Today I feel that my joints are stabilizing due to the fact that they are healing and I can feel that thickening sensation which is really unexplainable really. So to sum it all up the pains in my joints are considerably reduced thanks to my enduring efforts tin taking my medicine.
I am that close to giving up my medicine because of its untolerable effects. The only driving force for me is that the healing of my joints and it is a very big issue for me because healing my bones does give me a better sense of well-being but in the other hand my living situation is greatly altered as I cannot eat normally.
I think that the only better solution if I wanted to continue my medicine is that I would switch to peritoneal dialysis which my mother doesn't approve and they just believe that it will not be viable for my condition.
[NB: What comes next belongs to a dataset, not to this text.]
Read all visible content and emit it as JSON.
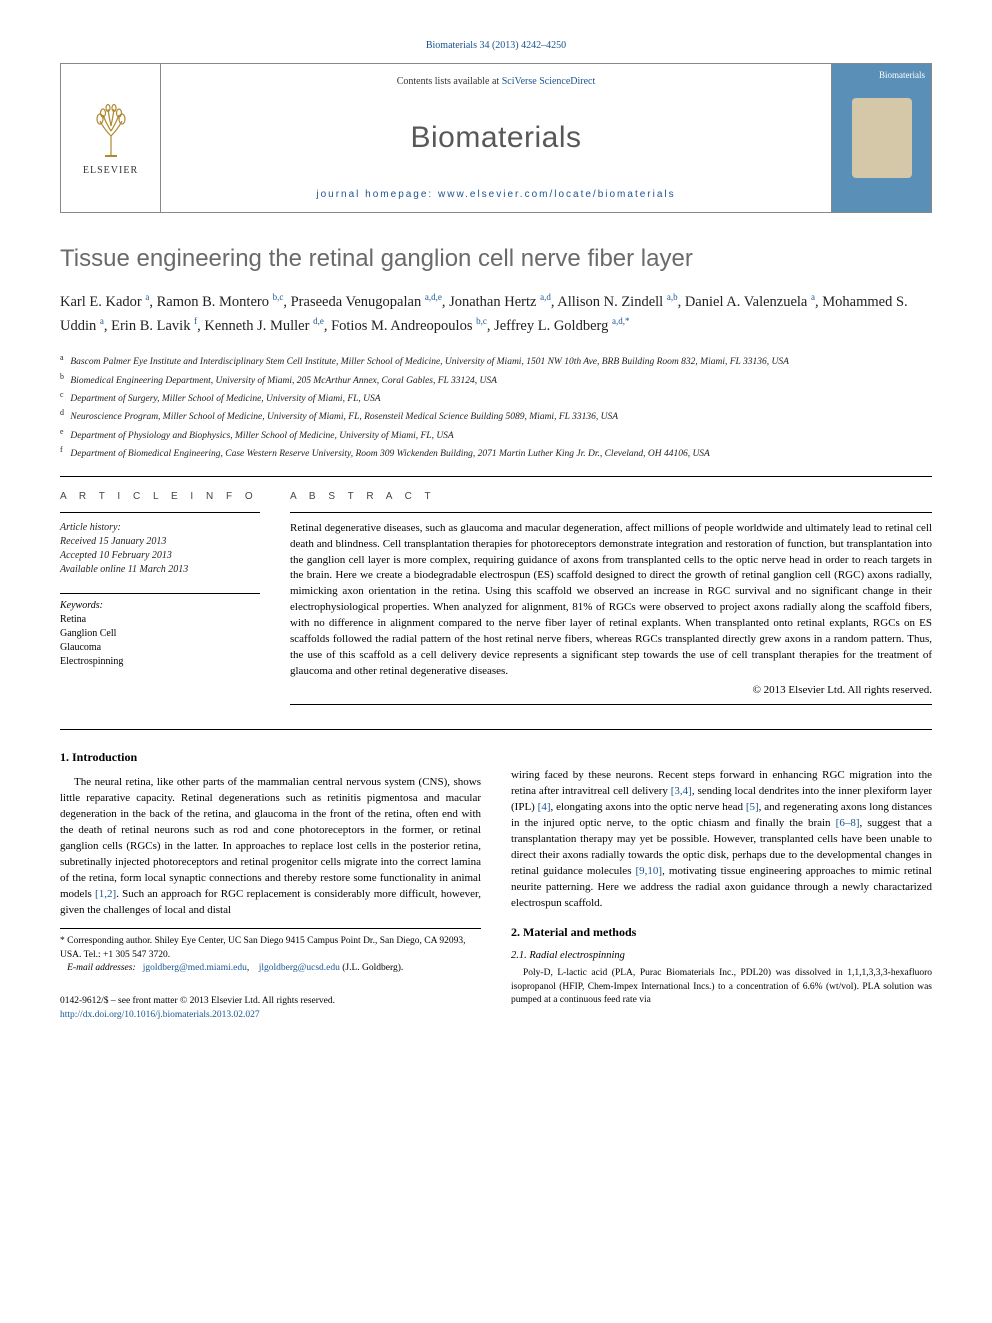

They believe that I will be susceptible to infection which is true but again it will make my life better in the other hand.
Transplant is the best option of all, it will make my body balance the imbalances within but I do not know if it will be possible for my condition but maybe it might if I have the will and the means necessary for it to get realized, so that option is still open for me.
My plans just needs good funding and I am doing my best to save as much funds as I can by the help of steemit community so that as soon as I have the means for it all I will just head by the doctor of my choice and let them know what I wanted for my body.
I am ready for what the doctors would tell me but I know that there are doctors out there that can offer help without saying no the moment they see my condition. I can take the risks and afterall life is a risk anyway and I have nothing to lose at this point.